May Vows to Push Brexit Deal Despite Rebellion


LONDON (Guardian) – Prime Minister Theresa May has told business leaders they must "play their part” in creating a successful post-Brexit Britain as she promised that her deal with the EU would set the UK on a path to a more prosperous future.
The prime minister said she was "unashamedly” putting economic success and the livelihoods of "real people” first as she attempted to seize the initiative back from febrile Tory Brexiters and win over business leaders with her future plans.
In a defiant speech to business leaders at the CBI’s annual conference, she said: "We’re not talking about political theory, but the reality of people’s lives and livelihoods; jobs depend on us getting this right.”
As she prepared to travel to Brussels this week to negotiate details of the UK’s future relationship with the EU, May stressed that business would have an essential role to play once that was agreed in showing that it "can and should” be a force for good.
She said that the best way to do that was invest in and provide skills for the next generation of British workers, as well as spending on research and development. "We will only succeed if business plays its part too,” she added.

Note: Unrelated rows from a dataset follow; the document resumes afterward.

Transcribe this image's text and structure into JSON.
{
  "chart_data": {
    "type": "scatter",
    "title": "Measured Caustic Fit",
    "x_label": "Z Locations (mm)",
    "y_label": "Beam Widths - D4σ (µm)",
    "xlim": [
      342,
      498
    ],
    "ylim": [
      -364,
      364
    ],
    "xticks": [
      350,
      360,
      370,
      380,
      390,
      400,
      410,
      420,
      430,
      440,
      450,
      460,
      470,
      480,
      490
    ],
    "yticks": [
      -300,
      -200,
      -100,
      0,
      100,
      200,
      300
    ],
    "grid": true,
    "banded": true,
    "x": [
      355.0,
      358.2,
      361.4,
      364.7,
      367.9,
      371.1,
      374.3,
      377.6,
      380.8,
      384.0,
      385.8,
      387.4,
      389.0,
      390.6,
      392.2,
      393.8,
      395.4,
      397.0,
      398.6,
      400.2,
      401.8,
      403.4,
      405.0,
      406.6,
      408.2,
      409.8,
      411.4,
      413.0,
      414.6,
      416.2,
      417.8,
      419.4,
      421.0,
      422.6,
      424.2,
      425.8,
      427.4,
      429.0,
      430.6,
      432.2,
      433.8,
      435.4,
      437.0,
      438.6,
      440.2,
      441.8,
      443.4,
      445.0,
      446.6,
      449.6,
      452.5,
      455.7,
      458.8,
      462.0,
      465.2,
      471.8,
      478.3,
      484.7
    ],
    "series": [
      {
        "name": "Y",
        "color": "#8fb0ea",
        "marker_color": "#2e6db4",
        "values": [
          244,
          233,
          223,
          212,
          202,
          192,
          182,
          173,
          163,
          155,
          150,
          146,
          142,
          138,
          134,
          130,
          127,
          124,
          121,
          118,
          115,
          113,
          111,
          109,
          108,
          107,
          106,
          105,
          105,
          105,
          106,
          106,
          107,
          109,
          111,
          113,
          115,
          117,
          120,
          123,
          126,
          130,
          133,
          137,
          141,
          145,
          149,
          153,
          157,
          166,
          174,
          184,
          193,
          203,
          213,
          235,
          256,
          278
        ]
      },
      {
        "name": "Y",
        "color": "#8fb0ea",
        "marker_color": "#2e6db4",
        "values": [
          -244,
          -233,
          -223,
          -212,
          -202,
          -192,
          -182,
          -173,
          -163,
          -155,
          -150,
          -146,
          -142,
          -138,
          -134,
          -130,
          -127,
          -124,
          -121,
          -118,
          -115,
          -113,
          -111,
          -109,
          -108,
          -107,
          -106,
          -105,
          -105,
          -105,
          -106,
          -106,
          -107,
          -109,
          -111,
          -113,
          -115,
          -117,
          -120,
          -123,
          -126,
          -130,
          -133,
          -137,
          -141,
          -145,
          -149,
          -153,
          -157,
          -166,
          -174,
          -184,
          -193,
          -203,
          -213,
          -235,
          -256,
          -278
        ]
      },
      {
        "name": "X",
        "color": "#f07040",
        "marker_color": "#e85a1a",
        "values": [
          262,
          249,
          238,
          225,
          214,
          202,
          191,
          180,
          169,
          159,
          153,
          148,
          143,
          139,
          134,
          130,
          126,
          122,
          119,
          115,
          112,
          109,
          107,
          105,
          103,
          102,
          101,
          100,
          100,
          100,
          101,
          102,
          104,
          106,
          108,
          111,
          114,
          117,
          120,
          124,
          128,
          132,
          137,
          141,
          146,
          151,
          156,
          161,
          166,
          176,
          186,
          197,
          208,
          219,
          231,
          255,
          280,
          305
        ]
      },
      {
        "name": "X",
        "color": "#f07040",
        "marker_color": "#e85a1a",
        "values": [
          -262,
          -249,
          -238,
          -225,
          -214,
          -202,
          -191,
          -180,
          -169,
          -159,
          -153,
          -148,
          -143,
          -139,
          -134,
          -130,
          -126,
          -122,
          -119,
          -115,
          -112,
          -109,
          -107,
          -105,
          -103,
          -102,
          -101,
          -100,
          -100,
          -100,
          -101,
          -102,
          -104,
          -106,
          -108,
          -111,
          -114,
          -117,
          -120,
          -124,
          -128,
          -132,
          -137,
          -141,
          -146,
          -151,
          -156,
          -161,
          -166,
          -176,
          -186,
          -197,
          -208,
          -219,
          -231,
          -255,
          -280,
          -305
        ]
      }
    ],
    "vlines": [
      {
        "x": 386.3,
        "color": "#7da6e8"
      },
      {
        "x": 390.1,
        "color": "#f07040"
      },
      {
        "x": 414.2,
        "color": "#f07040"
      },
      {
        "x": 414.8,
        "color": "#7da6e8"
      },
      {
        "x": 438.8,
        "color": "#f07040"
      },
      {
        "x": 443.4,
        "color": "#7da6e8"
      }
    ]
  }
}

As she enters perhaps the most perilous week of her premiership, May promised that her Brexit deal delivered on the central demand of voters in the 2016 referendum, by allowing the UK to control immigration.
 "Getting back full control of our borders is an issue of great importance to the British people,” she said, adding that EU citizens would no longer be able to "jump the queue ahead of engineers from Sydney or software developers from Delhi”.
Downing Street hopes that by stressing what it regards as the positive aspects of the deal reached with Brussels last week, May can win over doubters in her party and undercut Tory rightwingers calling for her to be ousted.
Ministers also hope that after this week’s talks with the European commission, the whole Brexit package, which also includes the withdrawal agreement containing the controversial backstop, can be approved at a special EU summit next Sunday.
May received the backing of Carolyn Fairbairn, the head of the CBI, who warned that UK firms were cancelling investments in Britain.
May insisted she would press ahead with her Brexit plans despite attempts from within her own party to force the government to take a different course.